This Week in Texas Methodist History December 25
William Bollaert Describes Methodist Political Power December 25, 1843
William Bollaert (1807-1876) was an English scientist, traveler, and adventurer who arrived in Galveston in February 1842. He lived in Texas about 2 and one-half years, and in that time, explored much of the Lone Start Republic. His journals and notes eventually found their way to the Newberry Library in Chicago and have been published. His descriptions are entertaining and informative and of much value to historians.
On Christmas day, 1843 his travels had taken him to Huntsville. The fourth session of the Texas Annual Conference was meeting at Robinson’s, just a few miles from Huntsville. He was aware of the conference and mentioned it in his Journal. He also related a story that purported to show the political power of Methodist clergy in the Republic. Here it is from the diary entry for December 25, 1843.
Minister: “Friend---We never see you at our meeting.”
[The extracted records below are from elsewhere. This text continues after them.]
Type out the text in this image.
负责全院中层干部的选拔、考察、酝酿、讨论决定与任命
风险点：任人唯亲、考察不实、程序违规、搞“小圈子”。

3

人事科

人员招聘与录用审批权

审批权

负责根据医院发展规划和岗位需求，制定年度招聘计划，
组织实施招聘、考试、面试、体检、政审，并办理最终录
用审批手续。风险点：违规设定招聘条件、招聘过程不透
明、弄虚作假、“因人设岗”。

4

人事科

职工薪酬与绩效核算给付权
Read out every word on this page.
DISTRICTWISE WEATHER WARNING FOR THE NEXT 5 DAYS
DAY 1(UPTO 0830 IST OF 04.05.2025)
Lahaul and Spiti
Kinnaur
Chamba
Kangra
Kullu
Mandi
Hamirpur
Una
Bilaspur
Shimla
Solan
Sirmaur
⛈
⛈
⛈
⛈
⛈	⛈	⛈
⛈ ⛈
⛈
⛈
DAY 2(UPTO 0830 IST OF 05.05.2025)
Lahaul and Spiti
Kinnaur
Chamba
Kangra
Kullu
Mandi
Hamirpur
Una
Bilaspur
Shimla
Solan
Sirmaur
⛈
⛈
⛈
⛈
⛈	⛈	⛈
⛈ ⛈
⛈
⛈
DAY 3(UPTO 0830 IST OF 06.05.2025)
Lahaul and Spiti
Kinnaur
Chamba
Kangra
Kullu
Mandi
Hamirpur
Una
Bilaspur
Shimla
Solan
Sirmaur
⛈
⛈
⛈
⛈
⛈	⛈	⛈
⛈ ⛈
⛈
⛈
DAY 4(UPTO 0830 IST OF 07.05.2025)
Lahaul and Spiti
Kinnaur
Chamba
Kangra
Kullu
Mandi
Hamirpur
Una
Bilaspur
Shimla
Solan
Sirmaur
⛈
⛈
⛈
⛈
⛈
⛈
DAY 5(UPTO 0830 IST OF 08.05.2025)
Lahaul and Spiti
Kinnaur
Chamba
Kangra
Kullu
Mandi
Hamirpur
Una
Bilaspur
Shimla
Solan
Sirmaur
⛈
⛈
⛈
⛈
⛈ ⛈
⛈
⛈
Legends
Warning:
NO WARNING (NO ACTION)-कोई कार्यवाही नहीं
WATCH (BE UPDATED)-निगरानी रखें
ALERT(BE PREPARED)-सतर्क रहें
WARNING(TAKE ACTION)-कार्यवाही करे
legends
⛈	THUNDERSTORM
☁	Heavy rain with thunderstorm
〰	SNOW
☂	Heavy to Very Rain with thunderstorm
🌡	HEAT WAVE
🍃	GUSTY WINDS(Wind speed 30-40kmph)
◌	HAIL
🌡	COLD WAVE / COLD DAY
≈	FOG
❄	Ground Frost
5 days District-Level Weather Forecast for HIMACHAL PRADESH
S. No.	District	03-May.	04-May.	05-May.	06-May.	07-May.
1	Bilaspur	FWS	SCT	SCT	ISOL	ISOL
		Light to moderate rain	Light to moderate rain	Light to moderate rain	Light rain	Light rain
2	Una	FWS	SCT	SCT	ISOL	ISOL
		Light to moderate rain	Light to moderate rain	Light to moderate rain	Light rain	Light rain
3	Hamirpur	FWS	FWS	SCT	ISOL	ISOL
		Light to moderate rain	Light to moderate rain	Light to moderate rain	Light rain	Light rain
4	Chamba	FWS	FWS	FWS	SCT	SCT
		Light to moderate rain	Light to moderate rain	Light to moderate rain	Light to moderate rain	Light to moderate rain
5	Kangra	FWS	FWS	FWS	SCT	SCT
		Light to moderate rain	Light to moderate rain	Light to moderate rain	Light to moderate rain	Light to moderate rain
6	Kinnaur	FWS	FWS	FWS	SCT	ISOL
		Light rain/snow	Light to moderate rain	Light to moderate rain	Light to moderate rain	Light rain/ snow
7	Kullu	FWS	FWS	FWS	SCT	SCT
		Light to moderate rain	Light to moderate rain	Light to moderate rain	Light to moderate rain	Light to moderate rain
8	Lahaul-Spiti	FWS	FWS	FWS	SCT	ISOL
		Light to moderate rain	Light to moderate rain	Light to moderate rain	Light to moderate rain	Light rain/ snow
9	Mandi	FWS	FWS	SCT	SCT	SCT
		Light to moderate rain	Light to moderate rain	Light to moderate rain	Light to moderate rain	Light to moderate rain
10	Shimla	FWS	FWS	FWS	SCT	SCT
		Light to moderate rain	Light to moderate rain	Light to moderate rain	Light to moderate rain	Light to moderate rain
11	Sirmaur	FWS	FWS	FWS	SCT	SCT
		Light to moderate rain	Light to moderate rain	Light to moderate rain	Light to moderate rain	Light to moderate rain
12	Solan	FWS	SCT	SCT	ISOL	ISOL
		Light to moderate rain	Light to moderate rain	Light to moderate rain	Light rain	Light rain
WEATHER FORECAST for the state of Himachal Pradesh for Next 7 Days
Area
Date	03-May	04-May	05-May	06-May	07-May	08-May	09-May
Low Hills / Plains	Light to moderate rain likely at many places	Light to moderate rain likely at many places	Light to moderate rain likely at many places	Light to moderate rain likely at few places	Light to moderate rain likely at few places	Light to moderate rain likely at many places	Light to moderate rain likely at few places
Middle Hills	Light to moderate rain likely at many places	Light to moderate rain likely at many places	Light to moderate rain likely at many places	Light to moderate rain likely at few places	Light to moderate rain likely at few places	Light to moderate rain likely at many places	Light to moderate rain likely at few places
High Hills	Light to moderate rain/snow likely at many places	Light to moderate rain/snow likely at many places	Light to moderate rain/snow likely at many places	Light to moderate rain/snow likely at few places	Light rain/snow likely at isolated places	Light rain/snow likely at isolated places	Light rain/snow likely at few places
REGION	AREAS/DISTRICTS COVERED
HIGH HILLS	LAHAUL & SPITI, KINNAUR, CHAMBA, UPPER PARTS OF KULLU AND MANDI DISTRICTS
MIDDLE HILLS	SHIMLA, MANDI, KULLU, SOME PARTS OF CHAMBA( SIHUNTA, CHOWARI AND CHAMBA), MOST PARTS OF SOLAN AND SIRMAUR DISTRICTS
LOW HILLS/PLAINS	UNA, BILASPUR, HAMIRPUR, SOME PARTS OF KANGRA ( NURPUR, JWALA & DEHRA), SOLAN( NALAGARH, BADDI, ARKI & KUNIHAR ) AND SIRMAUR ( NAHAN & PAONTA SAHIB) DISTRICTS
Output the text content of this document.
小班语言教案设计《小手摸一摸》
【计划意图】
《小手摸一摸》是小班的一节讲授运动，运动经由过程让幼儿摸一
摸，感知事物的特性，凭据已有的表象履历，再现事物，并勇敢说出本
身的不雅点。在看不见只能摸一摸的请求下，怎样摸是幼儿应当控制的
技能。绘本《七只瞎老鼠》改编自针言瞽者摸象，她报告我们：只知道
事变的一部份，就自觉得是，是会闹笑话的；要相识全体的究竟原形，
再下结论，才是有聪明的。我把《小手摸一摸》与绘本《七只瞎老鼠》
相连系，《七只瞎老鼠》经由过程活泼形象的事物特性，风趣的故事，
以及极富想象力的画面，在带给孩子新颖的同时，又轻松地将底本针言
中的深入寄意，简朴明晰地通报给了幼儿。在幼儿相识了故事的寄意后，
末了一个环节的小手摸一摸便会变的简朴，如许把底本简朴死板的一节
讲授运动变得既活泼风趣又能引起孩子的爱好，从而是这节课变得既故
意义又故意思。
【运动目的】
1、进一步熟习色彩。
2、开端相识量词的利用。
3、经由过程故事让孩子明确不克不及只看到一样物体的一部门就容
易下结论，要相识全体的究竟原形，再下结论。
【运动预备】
Friend: “I read my bible at home.”
Minister: “That’s well, but, but, but—it would be better to attend meeting and if it be true what I hear that you intend running for Congress next year, if you do not mix with your Methodist friends you will not be elected. They all know you to be generous, well to do, and a man they like, but not being satisfied with your non-attendance at public worship, they will oppose your election and probably some one may get the votes over you, who may do us all great harm in Congress. My Christian friend, consider this, and I’ll do much for you with the brethren and minister.”
Friend: “I will take your views into consideration and will attend meeting next Sunday.”